Le besoin d’intervention urgente

La situation à Adjahui est un exemple frappant des défis auxquels sont confrontées les communautés côtières en matière de gestion des déchets et de protection de l’environnement. Les appels à l’aide lancés par les habitants soulignent la nécessité d’une intervention immédiate et coordonnée de la part des autorités locales, des organisations internationales et des partenaires au développement.

Pour répondre à cette crise, il est crucial d’apporter un soutien substantiel, notamment par la fourniture d’équipements de gestion des déchets, le financement de projets d’assainissement et la sensibilisation des habitants. La restauration de la propreté du village, la protection de la lagune et l’amélioration des conditions de vie des résidents nécessitent une action concertée et un engagement ferme de tous les acteurs concernés.

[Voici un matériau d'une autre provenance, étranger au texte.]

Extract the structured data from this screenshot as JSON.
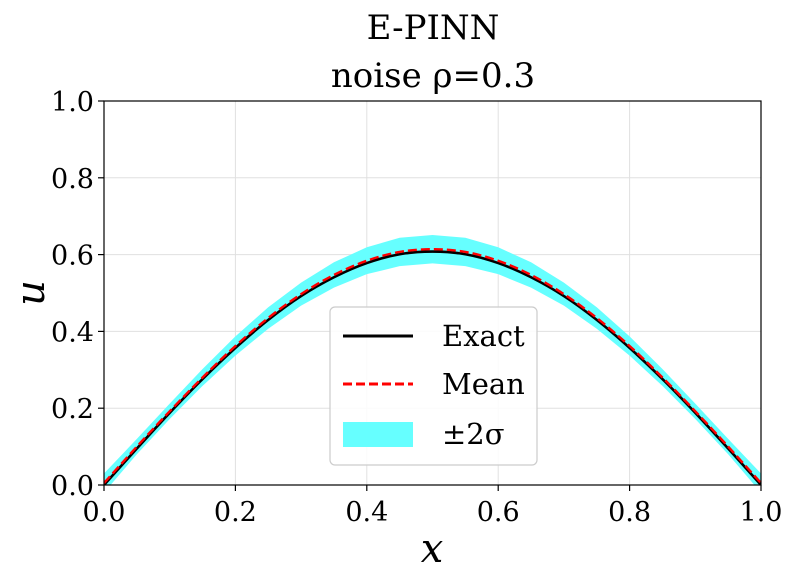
{
  "chart_data": {
    "type": "line",
    "title": "E-PINN",
    "subtitle": "noise ρ=0.3",
    "xlabel": "x",
    "ylabel": "u",
    "xlim": [
      0.0,
      1.0
    ],
    "ylim": [
      0.0,
      1.0
    ],
    "xticks": [
      "0.0",
      "0.2",
      "0.4",
      "0.6",
      "0.8",
      "1.0"
    ],
    "yticks": [
      "0.0",
      "0.2",
      "0.4",
      "0.6",
      "0.8",
      "1.0"
    ],
    "grid": true,
    "legend_position": "bottom-center",
    "x": [
      0.0,
      0.05,
      0.1,
      0.15,
      0.2,
      0.25,
      0.3,
      0.35,
      0.4,
      0.45,
      0.5,
      0.55,
      0.6,
      0.65,
      0.7,
      0.75,
      0.8,
      0.85,
      0.9,
      0.95,
      1.0
    ],
    "series": [
      {
        "name": "Exact",
        "style": "solid",
        "color": "#000000",
        "values": [
          0.0,
          0.095,
          0.188,
          0.276,
          0.357,
          0.43,
          0.492,
          0.541,
          0.578,
          0.601,
          0.608,
          0.601,
          0.578,
          0.541,
          0.492,
          0.43,
          0.357,
          0.276,
          0.188,
          0.095,
          0.0
        ]
      },
      {
        "name": "Mean",
        "style": "dashed",
        "color": "#ff0000",
        "values": [
          0.005,
          0.1,
          0.192,
          0.28,
          0.362,
          0.435,
          0.497,
          0.547,
          0.584,
          0.607,
          0.614,
          0.607,
          0.584,
          0.547,
          0.497,
          0.435,
          0.362,
          0.28,
          0.192,
          0.1,
          0.005
        ]
      },
      {
        "name": "±2σ",
        "style": "band",
        "color": "#66ffff",
        "lower": [
          -0.02,
          0.08,
          0.172,
          0.258,
          0.337,
          0.407,
          0.467,
          0.514,
          0.549,
          0.57,
          0.577,
          0.57,
          0.549,
          0.514,
          0.467,
          0.407,
          0.337,
          0.258,
          0.172,
          0.08,
          -0.02
        ],
        "upper": [
          0.03,
          0.12,
          0.212,
          0.302,
          0.387,
          0.463,
          0.527,
          0.58,
          0.619,
          0.644,
          0.651,
          0.644,
          0.619,
          0.58,
          0.527,
          0.463,
          0.387,
          0.302,
          0.212,
          0.12,
          0.03
        ]
      }
    ]
  }
}
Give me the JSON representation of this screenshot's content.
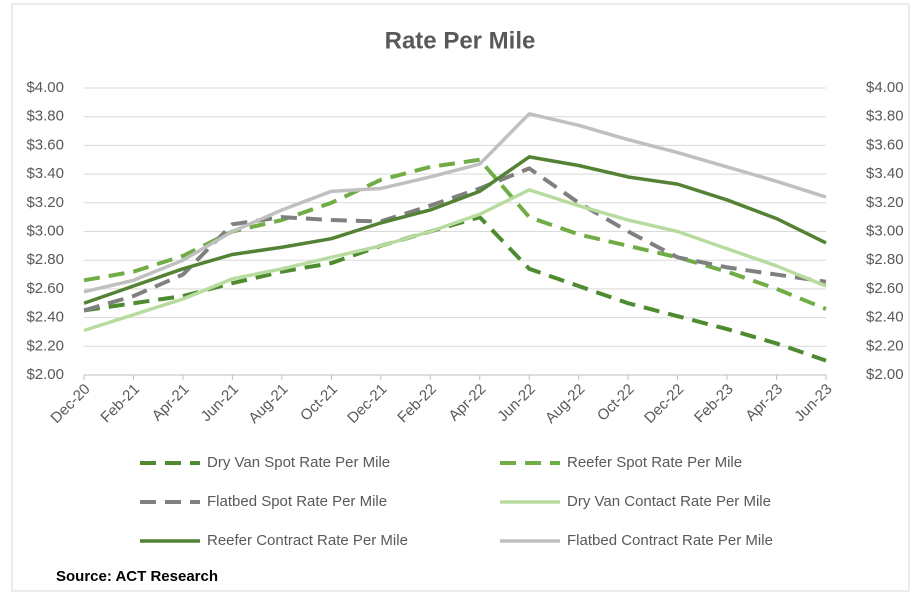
{
  "chart_data": {
    "type": "line",
    "title": "Rate Per Mile",
    "source": "Source: ACT Research",
    "categories": [
      "Dec-20",
      "Feb-21",
      "Apr-21",
      "Jun-21",
      "Aug-21",
      "Oct-21",
      "Dec-21",
      "Feb-22",
      "Apr-22",
      "Jun-22",
      "Aug-22",
      "Oct-22",
      "Dec-22",
      "Feb-23",
      "Apr-23",
      "Jun-23"
    ],
    "ylim": [
      2.0,
      4.0
    ],
    "yticks": [
      {
        "value": 2.0,
        "label": "$2.00"
      },
      {
        "value": 2.2,
        "label": "$2.20"
      },
      {
        "value": 2.4,
        "label": "$2.40"
      },
      {
        "value": 2.6,
        "label": "$2.60"
      },
      {
        "value": 2.8,
        "label": "$2.80"
      },
      {
        "value": 3.0,
        "label": "$3.00"
      },
      {
        "value": 3.2,
        "label": "$3.20"
      },
      {
        "value": 3.4,
        "label": "$3.40"
      },
      {
        "value": 3.6,
        "label": "$3.60"
      },
      {
        "value": 3.8,
        "label": "$3.80"
      },
      {
        "value": 4.0,
        "label": "$4.00"
      }
    ],
    "y2lim": [
      2.0,
      4.0
    ],
    "y2ticks": [
      {
        "value": 2.0,
        "label": "$2.00"
      },
      {
        "value": 2.2,
        "label": "$2.20"
      },
      {
        "value": 2.4,
        "label": "$2.40"
      },
      {
        "value": 2.6,
        "label": "$2.60"
      },
      {
        "value": 2.8,
        "label": "$2.80"
      },
      {
        "value": 3.0,
        "label": "$3.00"
      },
      {
        "value": 3.2,
        "label": "$3.20"
      },
      {
        "value": 3.4,
        "label": "$3.40"
      },
      {
        "value": 3.6,
        "label": "$3.60"
      },
      {
        "value": 3.8,
        "label": "$3.80"
      },
      {
        "value": 4.0,
        "label": "$4.00"
      }
    ],
    "grid": true,
    "legend": "bottom",
    "series": [
      {
        "name": "Dry Van Spot Rate Per Mile",
        "color": "#4e8a2f",
        "dashed": true,
        "values": [
          2.45,
          2.5,
          2.55,
          2.64,
          2.72,
          2.78,
          2.9,
          3.0,
          3.1,
          2.74,
          2.62,
          2.5,
          2.41,
          2.32,
          2.22,
          2.1
        ]
      },
      {
        "name": "Reefer Spot Rate Per Mile",
        "color": "#70ad47",
        "dashed": true,
        "values": [
          2.66,
          2.72,
          2.83,
          3.0,
          3.08,
          3.2,
          3.36,
          3.45,
          3.5,
          3.1,
          2.98,
          2.9,
          2.82,
          2.72,
          2.6,
          2.46
        ]
      },
      {
        "name": "Flatbed Spot Rate Per Mile",
        "color": "#808080",
        "dashed": true,
        "values": [
          2.45,
          2.55,
          2.7,
          3.05,
          3.1,
          3.08,
          3.07,
          3.18,
          3.3,
          3.44,
          3.2,
          3.0,
          2.82,
          2.75,
          2.7,
          2.65
        ]
      },
      {
        "name": "Dry Van Contact Rate Per Mile",
        "color": "#b8dba0",
        "dashed": false,
        "values": [
          2.31,
          2.42,
          2.53,
          2.67,
          2.74,
          2.82,
          2.9,
          3.0,
          3.12,
          3.29,
          3.18,
          3.08,
          3.0,
          2.88,
          2.76,
          2.62
        ]
      },
      {
        "name": "Reefer Contract Rate Per Mile",
        "color": "#548235",
        "dashed": false,
        "values": [
          2.5,
          2.62,
          2.74,
          2.84,
          2.89,
          2.95,
          3.06,
          3.15,
          3.28,
          3.52,
          3.46,
          3.38,
          3.33,
          3.22,
          3.09,
          2.92
        ]
      },
      {
        "name": "Flatbed Contract Rate Per Mile",
        "color": "#c0c0c0",
        "dashed": false,
        "values": [
          2.58,
          2.66,
          2.8,
          3.0,
          3.15,
          3.28,
          3.3,
          3.38,
          3.47,
          3.82,
          3.74,
          3.64,
          3.55,
          3.45,
          3.35,
          3.24
        ]
      }
    ]
  }
}
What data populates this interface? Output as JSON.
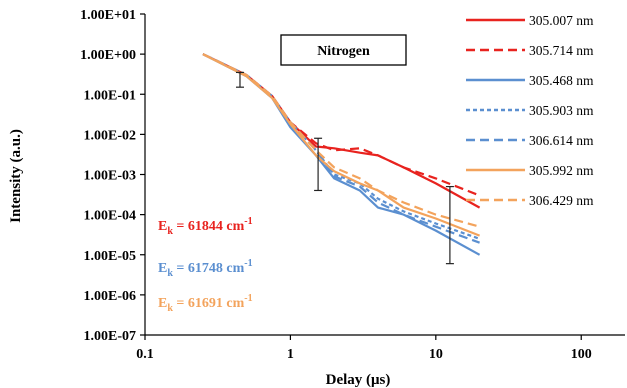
{
  "chart_data": {
    "type": "line",
    "title": "Nitrogen",
    "xlabel": "Delay (μs)",
    "ylabel": "Intensity (a.u.)",
    "xscale": "log",
    "yscale": "log",
    "xlim": [
      0.1,
      200
    ],
    "ylim": [
      1e-07,
      10
    ],
    "x_ticks": [
      {
        "value": 0.1,
        "label": "0.1"
      },
      {
        "value": 1,
        "label": "1"
      },
      {
        "value": 10,
        "label": "10"
      },
      {
        "value": 100,
        "label": "100"
      }
    ],
    "y_ticks": [
      {
        "value": 10,
        "label": "1.00E+01"
      },
      {
        "value": 1,
        "label": "1.00E+00"
      },
      {
        "value": 0.1,
        "label": "1.00E-01"
      },
      {
        "value": 0.01,
        "label": "1.00E-02"
      },
      {
        "value": 0.001,
        "label": "1.00E-03"
      },
      {
        "value": 0.0001,
        "label": "1.00E-04"
      },
      {
        "value": 1e-05,
        "label": "1.00E-05"
      },
      {
        "value": 1e-06,
        "label": "1.00E-06"
      },
      {
        "value": 1e-07,
        "label": "1.00E-07"
      }
    ],
    "grid": false,
    "legend_position": "right",
    "series": [
      {
        "name": "305.007 nm",
        "color": "#e8231f",
        "dash": "solid",
        "x": [
          0.25,
          0.5,
          0.75,
          1.0,
          1.5,
          2.0,
          3.0,
          4.0,
          6.0,
          10.0,
          20.0
        ],
        "y": [
          1.0,
          0.3,
          0.09,
          0.02,
          0.005,
          0.0045,
          0.0035,
          0.003,
          0.0015,
          0.0006,
          0.00015
        ]
      },
      {
        "name": "305.714 nm",
        "color": "#e8231f",
        "dash": "dashed",
        "x": [
          0.25,
          0.5,
          0.75,
          1.0,
          1.5,
          2.0,
          3.0,
          4.0,
          6.0,
          10.0,
          20.0
        ],
        "y": [
          1.0,
          0.3,
          0.09,
          0.02,
          0.006,
          0.004,
          0.0045,
          0.003,
          0.0015,
          0.0008,
          0.0003
        ]
      },
      {
        "name": "305.468 nm",
        "color": "#5b8fd0",
        "dash": "solid",
        "x": [
          0.25,
          0.5,
          0.75,
          1.0,
          1.5,
          2.0,
          3.0,
          4.0,
          6.0,
          10.0,
          20.0
        ],
        "y": [
          1.0,
          0.28,
          0.08,
          0.015,
          0.003,
          0.0008,
          0.0004,
          0.00015,
          0.0001,
          4e-05,
          1e-05
        ]
      },
      {
        "name": "305.903 nm",
        "color": "#5b8fd0",
        "dash": "dotted",
        "x": [
          0.25,
          0.5,
          0.75,
          1.0,
          1.5,
          2.0,
          3.0,
          4.0,
          6.0,
          10.0,
          20.0
        ],
        "y": [
          1.0,
          0.3,
          0.09,
          0.02,
          0.004,
          0.001,
          0.0006,
          0.00025,
          0.00012,
          6e-05,
          2.5e-05
        ]
      },
      {
        "name": "306.614 nm",
        "color": "#5b8fd0",
        "dash": "dashed",
        "x": [
          0.25,
          0.5,
          0.75,
          1.0,
          1.5,
          2.0,
          3.0,
          4.0,
          6.0,
          10.0,
          20.0
        ],
        "y": [
          1.0,
          0.3,
          0.08,
          0.02,
          0.004,
          0.0009,
          0.0005,
          0.0002,
          0.0001,
          5e-05,
          2e-05
        ]
      },
      {
        "name": "305.992 nm",
        "color": "#f3a35c",
        "dash": "solid",
        "x": [
          0.25,
          0.5,
          0.75,
          1.0,
          1.5,
          2.0,
          3.0,
          4.0,
          6.0,
          10.0,
          20.0
        ],
        "y": [
          1.0,
          0.28,
          0.08,
          0.018,
          0.003,
          0.0012,
          0.0006,
          0.0004,
          0.00015,
          8e-05,
          3e-05
        ]
      },
      {
        "name": "306.429 nm",
        "color": "#f3a35c",
        "dash": "dashed",
        "x": [
          0.25,
          0.5,
          0.75,
          1.0,
          1.5,
          2.0,
          3.0,
          4.0,
          6.0,
          10.0,
          20.0
        ],
        "y": [
          1.0,
          0.3,
          0.09,
          0.02,
          0.004,
          0.0015,
          0.0008,
          0.0004,
          0.0002,
          0.0001,
          5e-05
        ]
      }
    ],
    "error_bars": [
      {
        "x": 0.45,
        "y": 0.25,
        "low": 0.15,
        "high": 0.35
      },
      {
        "x": 1.55,
        "y": 0.003,
        "low": 0.0004,
        "high": 0.008
      },
      {
        "x": 12.5,
        "y": 0.0001,
        "low": 6e-06,
        "high": 0.0005
      }
    ],
    "annotations": [
      {
        "text": "E",
        "sub": "k",
        "rest": " = 61844 cm",
        "sup": "-1",
        "color": "#e8231f"
      },
      {
        "text": "E",
        "sub": "k",
        "rest": " = 61748 cm",
        "sup": "-1",
        "color": "#5b8fd0"
      },
      {
        "text": "E",
        "sub": "k",
        "rest": " = 61691 cm",
        "sup": "-1",
        "color": "#f3a35c"
      }
    ]
  }
}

Défis écologiques et solutions durables

La pollution des bords lagunaires en Côte d’Ivoire, en particulier à Abidjan, pose un également défi majeur sur les plans écologique et social. Nahounou Daleba, géo-économiste et expert en justice climatique, souligne que les conséquences écologiques sont alarmantes : « L’eau joue un rôle important dans la préservation de la biodiversité, elle nous procure aussi des ressources halieutiques. Sa pollution entraîne la rareté de ces ressources et de la biodiversité, et elle participe également à la dégradation de l’atmosphère. En dehors de cela, cela peut entraîner des maladies cutanées », explique-t-il.

Pour remédier à cette situation, il est crucial de mettre en œuvre des solutions durables. À en croire Daleba, cela inclut la sensibilisation et l’éducation des populations aux enjeux environnementaux, une meilleure gestion des déchets ménagers, ainsi que le renforcement du respect du code environnemental dans les espaces lagunaires.

Par ailleurs, l’expert environnementaliste estime que développer un tourisme lagunaire permettrait aux populations riveraines de valoriser ces espaces tout en préservant leur intégrité écologique. Un engagement collectif est ainsi nécessaire pour restaurer la santé des écosystèmes et garantir un avenir durable pour les communautés d’Adjahui et au-delà.

Image de bannière : Bordures lagunaires et habitations à Adjahui submergés par les déchets qui représentent une bombe pour les communautés presque sans solutions face à cette pollution.  Image de Gaël Zozozo pour Mongabay.